ImageSource : BunnyStudio

Implementing Voice over Slideshow : Fast and Portable

Vikalp Singh
MindTickle
Published in
5 min readMay 10, 2020

--

Context : I will discuss about the server side tech internals of a platform which can be used to generate optimised basic Voice over Slideshows and deliver them as a video.

In the domain of content management and learning systems, Voice over Slideshow is a crucial medium for facilitating streamlined information delivery which is easy to consume. ‘Voice over Slideshow’ as the name says, is a content package where a presenter narrates while moving over a bunch of slides, to convey some information. But what’s going on under the hood? How is this managed, how is this delivered consistently across platforms? If you have thought about these questions at any point in your head after stumbling through the title of this article, you’re in the right place!

Most CMS Platforms support Voice over Slideshow and have their own way to packaging and delivering it. I’ll walk you through my way of standardising and delivering this creating a video from the presentation and voice. This simplifies delivery over a wide variety of platforms like mobile phones, tablets or web, is fast and easy to maintain. .

Step-1 : Getting the Primitives Together

Images and Audio Files will be your bread and butter in this technique.

But your user probably uploaded a presentation (ppt, pptx etc.), hence your first task becomes getting images out of the presentation. This is done best at host machine where the presentation is generated, using the tool itself to export each slide as in image. This is because the formats and fonts any presentation tool uses may not be standard and can cause rendering issues in a different environment. If you can ask your user to do so, you’re in a good place. Images taken as an input on your platform in lieu of a presentation, will generate better results at cost of an inferior UX.

If you can’t ask your user for images, don’t worry. Another way of getting images from a presentation is using services like Box and Filestack. These services offer APIs and SDKs to transform a presentation to images. I personally have achieved good results from Filestack using Box as a backup system

Yet another way is using Open Office headless. But it comes with it’s own maintenance. You can choose any of the ways mentioned above to get your images.

Coming to audio, audio for every slide can be recorded using the browser, and can be shipped to server for storage. Preserving mapping for audio track to slide number is crucial here as you’d need it to know what goes where

Step-2 Stitching the pieces

Here comes the sauce, FFMPEG

FFMPEG is a powerful media processing tool which can help stitch an image and audio together to form a video snippet. You’d leverage this tool to generate a final video. There are wrappers written for this tool for almost all programming languages, and even if there are no good ones for yours, you can always fire a plain old shell script from your code.

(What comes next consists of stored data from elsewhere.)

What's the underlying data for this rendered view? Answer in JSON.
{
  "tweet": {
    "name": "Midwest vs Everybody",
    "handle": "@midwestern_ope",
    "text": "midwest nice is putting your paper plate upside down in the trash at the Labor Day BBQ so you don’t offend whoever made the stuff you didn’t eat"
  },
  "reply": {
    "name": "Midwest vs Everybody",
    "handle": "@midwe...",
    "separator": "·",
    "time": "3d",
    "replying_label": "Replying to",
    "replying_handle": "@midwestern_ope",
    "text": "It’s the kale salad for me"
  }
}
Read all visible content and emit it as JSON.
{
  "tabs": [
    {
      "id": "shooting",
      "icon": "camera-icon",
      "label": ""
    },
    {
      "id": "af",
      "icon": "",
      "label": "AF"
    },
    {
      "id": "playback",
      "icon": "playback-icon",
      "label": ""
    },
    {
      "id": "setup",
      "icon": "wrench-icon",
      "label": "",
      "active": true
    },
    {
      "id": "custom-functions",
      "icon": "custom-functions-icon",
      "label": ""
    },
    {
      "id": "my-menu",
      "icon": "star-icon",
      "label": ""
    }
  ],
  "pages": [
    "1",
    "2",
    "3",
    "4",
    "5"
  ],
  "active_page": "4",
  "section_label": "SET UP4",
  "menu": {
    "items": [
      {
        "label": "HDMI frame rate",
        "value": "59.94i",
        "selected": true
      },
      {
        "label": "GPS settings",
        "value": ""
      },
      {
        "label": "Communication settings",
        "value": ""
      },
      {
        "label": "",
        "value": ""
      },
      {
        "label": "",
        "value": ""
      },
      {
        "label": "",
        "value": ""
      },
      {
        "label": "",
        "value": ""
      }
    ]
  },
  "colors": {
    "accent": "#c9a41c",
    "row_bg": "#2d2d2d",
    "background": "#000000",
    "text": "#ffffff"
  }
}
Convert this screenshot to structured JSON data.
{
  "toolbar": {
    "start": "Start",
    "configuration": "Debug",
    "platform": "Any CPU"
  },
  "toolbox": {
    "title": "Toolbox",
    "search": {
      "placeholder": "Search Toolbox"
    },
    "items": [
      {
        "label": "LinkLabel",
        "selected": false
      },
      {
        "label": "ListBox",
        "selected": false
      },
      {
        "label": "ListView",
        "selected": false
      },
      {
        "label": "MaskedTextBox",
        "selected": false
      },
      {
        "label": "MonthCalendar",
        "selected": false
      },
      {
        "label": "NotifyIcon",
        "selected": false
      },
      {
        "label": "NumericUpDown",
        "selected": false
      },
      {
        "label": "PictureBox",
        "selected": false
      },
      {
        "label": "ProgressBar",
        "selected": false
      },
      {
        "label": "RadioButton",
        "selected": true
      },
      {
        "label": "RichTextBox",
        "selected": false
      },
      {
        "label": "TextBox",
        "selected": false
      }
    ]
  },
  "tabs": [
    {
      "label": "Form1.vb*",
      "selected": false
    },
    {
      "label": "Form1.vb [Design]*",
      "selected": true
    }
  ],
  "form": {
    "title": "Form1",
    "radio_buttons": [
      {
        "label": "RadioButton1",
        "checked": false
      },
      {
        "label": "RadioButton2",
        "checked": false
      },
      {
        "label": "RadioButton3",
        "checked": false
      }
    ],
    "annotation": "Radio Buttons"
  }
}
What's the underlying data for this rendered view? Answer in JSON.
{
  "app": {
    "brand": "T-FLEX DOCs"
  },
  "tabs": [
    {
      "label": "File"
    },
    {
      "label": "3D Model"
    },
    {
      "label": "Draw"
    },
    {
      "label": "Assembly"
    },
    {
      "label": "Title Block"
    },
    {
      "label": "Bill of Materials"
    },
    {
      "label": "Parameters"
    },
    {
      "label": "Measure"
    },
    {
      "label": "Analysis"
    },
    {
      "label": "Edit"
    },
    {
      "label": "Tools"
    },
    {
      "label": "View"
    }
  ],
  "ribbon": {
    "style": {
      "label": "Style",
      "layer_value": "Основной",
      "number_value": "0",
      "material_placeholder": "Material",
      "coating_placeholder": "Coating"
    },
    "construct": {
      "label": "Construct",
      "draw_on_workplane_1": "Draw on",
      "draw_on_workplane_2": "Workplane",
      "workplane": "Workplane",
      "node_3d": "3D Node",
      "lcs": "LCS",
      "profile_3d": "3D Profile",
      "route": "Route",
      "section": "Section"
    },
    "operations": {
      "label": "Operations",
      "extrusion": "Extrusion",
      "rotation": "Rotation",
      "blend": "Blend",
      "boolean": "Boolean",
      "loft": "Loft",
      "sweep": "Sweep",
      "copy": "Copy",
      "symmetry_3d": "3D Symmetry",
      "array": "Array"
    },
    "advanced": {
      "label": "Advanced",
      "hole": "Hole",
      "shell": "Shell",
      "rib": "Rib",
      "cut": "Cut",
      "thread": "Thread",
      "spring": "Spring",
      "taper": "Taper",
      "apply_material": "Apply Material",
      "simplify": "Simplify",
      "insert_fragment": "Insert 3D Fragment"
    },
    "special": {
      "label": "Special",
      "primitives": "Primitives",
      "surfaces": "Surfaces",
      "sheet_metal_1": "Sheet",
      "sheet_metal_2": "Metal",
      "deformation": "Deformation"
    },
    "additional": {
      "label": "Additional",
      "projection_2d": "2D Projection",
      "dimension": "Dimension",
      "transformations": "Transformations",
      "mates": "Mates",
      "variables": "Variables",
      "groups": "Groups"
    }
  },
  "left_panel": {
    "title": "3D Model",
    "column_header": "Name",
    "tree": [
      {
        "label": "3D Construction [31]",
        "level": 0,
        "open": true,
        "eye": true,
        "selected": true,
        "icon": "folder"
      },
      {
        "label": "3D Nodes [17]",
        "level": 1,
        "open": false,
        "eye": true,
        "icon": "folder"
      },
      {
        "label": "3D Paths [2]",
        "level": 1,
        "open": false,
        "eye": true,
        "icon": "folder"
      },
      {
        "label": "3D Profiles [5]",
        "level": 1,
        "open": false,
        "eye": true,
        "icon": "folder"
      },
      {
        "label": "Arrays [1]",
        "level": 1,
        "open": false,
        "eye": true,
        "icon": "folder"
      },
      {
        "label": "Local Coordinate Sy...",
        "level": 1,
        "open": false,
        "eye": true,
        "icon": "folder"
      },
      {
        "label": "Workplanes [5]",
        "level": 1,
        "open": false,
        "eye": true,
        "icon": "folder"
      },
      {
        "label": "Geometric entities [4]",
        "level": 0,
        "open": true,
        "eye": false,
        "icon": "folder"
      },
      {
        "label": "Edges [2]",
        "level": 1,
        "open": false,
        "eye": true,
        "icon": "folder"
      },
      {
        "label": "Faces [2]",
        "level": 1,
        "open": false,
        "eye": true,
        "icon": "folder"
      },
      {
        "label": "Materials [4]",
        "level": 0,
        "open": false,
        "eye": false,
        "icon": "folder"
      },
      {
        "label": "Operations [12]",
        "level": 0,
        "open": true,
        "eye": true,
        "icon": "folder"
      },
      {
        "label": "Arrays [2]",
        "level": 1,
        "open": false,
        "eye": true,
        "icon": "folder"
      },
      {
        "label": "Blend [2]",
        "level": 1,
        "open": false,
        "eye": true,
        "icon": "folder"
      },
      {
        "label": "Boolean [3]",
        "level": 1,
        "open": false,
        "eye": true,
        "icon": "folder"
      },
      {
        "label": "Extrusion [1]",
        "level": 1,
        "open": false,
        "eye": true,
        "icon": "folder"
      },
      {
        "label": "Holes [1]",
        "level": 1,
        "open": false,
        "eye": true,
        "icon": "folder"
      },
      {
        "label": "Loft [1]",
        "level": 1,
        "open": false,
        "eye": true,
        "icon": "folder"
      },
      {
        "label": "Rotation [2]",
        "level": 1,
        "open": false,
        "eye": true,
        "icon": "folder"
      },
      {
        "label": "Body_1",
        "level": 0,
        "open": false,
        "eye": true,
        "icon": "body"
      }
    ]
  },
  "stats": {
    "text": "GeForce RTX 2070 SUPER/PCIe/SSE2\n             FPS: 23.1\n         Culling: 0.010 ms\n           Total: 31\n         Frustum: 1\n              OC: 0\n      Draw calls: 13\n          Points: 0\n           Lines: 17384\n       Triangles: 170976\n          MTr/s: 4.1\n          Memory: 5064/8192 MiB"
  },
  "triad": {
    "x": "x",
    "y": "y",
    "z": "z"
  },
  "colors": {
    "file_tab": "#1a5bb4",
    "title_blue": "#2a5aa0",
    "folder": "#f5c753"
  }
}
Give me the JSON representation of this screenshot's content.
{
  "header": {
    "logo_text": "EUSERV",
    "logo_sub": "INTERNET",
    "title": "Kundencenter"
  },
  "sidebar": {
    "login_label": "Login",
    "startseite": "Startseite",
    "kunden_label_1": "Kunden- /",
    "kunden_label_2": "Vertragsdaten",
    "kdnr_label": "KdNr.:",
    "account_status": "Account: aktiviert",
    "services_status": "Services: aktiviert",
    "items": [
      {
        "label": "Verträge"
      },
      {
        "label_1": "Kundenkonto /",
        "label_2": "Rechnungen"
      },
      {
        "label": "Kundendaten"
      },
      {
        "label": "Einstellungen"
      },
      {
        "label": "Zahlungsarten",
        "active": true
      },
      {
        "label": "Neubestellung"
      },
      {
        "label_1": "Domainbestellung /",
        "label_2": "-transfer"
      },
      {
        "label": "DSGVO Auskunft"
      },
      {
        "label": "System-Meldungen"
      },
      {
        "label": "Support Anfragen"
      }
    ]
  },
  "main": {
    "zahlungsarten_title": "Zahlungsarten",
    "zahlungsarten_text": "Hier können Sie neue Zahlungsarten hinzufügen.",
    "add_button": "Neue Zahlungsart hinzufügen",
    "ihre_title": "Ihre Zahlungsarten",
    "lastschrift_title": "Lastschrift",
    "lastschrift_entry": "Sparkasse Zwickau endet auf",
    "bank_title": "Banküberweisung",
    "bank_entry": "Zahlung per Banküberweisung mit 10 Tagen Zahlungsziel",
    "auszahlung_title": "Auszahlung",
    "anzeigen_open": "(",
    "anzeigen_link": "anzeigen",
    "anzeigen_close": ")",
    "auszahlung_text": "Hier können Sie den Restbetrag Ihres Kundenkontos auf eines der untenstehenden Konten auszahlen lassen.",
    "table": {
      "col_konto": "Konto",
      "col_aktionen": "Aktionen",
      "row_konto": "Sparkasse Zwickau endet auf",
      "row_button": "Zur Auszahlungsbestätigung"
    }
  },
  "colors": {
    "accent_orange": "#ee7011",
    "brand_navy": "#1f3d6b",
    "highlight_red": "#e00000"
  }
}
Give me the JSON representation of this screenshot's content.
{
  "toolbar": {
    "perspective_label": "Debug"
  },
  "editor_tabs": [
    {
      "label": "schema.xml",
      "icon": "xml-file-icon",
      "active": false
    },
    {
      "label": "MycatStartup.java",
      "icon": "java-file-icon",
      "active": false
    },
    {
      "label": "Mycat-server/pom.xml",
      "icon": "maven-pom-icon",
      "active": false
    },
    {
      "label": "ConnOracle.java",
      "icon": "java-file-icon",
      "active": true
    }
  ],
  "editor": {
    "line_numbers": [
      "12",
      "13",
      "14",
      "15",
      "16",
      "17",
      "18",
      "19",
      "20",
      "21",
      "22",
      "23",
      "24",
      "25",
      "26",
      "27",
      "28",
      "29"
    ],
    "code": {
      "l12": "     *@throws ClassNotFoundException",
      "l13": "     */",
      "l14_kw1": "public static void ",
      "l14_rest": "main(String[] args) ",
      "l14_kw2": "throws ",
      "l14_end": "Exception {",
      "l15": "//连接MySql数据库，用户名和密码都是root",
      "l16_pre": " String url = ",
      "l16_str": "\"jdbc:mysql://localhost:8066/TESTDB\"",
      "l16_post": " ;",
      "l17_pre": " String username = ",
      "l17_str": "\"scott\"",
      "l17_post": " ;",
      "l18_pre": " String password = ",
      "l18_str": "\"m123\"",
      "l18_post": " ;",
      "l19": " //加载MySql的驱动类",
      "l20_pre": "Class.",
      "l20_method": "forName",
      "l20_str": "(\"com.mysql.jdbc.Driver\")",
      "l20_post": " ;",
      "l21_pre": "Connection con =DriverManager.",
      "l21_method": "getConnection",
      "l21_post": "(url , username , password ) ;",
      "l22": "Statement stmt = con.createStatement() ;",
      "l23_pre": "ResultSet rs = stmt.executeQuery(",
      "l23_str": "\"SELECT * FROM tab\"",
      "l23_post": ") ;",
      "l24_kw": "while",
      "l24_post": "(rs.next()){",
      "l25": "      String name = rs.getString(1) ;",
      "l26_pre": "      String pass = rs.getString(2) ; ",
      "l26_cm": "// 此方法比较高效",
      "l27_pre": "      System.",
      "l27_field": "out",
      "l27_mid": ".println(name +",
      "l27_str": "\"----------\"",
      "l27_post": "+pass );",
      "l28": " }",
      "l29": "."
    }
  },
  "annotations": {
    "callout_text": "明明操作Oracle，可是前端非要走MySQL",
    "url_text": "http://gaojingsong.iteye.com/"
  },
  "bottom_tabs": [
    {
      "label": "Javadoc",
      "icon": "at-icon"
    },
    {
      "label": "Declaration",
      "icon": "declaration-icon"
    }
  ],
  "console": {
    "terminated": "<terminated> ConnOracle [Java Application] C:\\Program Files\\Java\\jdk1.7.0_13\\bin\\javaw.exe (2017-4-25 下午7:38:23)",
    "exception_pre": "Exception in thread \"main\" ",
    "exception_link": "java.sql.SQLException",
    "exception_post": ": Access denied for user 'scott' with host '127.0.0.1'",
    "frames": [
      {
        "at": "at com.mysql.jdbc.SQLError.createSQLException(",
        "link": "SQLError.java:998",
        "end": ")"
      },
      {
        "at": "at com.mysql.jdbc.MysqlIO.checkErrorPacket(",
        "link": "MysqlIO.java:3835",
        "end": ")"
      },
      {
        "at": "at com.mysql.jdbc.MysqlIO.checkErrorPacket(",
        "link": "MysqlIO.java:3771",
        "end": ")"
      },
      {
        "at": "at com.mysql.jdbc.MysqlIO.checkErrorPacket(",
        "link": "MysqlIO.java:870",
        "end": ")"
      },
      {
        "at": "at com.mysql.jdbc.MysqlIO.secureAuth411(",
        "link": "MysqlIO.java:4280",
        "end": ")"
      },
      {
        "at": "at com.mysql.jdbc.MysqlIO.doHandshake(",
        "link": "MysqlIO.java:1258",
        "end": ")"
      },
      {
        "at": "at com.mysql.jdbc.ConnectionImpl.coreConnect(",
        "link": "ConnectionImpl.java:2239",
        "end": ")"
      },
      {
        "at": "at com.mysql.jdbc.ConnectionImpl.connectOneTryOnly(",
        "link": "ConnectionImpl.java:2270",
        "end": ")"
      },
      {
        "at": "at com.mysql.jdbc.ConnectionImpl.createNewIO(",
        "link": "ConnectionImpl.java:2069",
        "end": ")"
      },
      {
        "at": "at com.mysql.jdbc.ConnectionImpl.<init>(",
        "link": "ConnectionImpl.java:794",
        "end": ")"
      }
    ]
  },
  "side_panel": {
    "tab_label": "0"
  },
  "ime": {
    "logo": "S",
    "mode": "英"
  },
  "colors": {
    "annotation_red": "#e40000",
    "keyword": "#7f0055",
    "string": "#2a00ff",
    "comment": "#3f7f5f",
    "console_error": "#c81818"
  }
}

There are two approaches here that you may take depending on the use case and resources available

  1. If you have a machine with high compute resources available (possibly with GPU): FFMPEG is a resource intensive tool which can also use a GPU for video processing. You can concatenate the audio files using ffmpeg concat filter. You can use the filter again for stitching images and creating a video. { ffmpeg -concat -i conf.txt -c copy output.mp4 }. conf.txt will contain the mapping for images to audio duration. The time this process will take will depend on the resources made available to ffmpeg. Since you’ve a big machine, this shouldn’t be much
  2. Multiple small machines : You can stitch every image to its audio generating small video snippets using ffmpeg concat command in a concurrent fashion. You then finally stitch individual videos together to generate a final video. This requires multiple small hosts to do things in parallel, state management to track the status of each process. So a fair level of complexity will be involved to track these processes and build around it. But I have something to help you around this, AWS Serverless!

Scale with AWS

AWS offers powerful services like AWS Step Functions and AWS Lambda that can be used to generate videos in the aforementioned fashion.

You will need two Lambda functions for this, one to concatenate a single image and a single audio into a video snippet, second one to stitch multiple videos into a single video. I used FFMPEG Lambda layers to run ffmpeg on AWS Lambda. Both the functions are fairly straight forward ffmpeg commands that you need to invoke

To mix it all together, create a step function to orchestrate the two beautiful lambdas you just created above. Use Map Reduce paradigm of Step functions for this. Using map reduce, you map your job into multiple jobs of one slide each to create a video snippet. Once all the mapping is done, reducer (your second lambda function) triggers. This lambda can stitch all your videos together into a single video.

Since AWS lambda can scale to great lengths, using AWS infrastructure will allow you to generate a video in (almost) constant amount of time for a very large range of slides. However, this comes with certain caveats. Since Lambda has limited disk space (512mb as of now), stitching a big video will be an issue. In my test, I found that a 30min audio snippet (256 kbps) over a 720p image generated ~2 mb of video with my desired settings. This will limits you to 125 slides (250mb) videos (equal space for final stitched video is required).

125 slides with 30min audio per slide was a fairly decent number for my use case. Although it can be increased further by streaming output to S3 directly instead of storing on disk (2x size in this case). Even if that does not suffice, AWS lambda offers good amount of RAM for a function. This can be leveraged for mounting a RAM disk and writing on this. I did not try this out, but should be possible.

I hope you will try this out and let me know any caveats you found in the comments. S this was one way of creating a Voice over Slideshow media package in a portable manner that can serve well in at scale in a production environment with performance guarantees when coupled with AWS.

--

--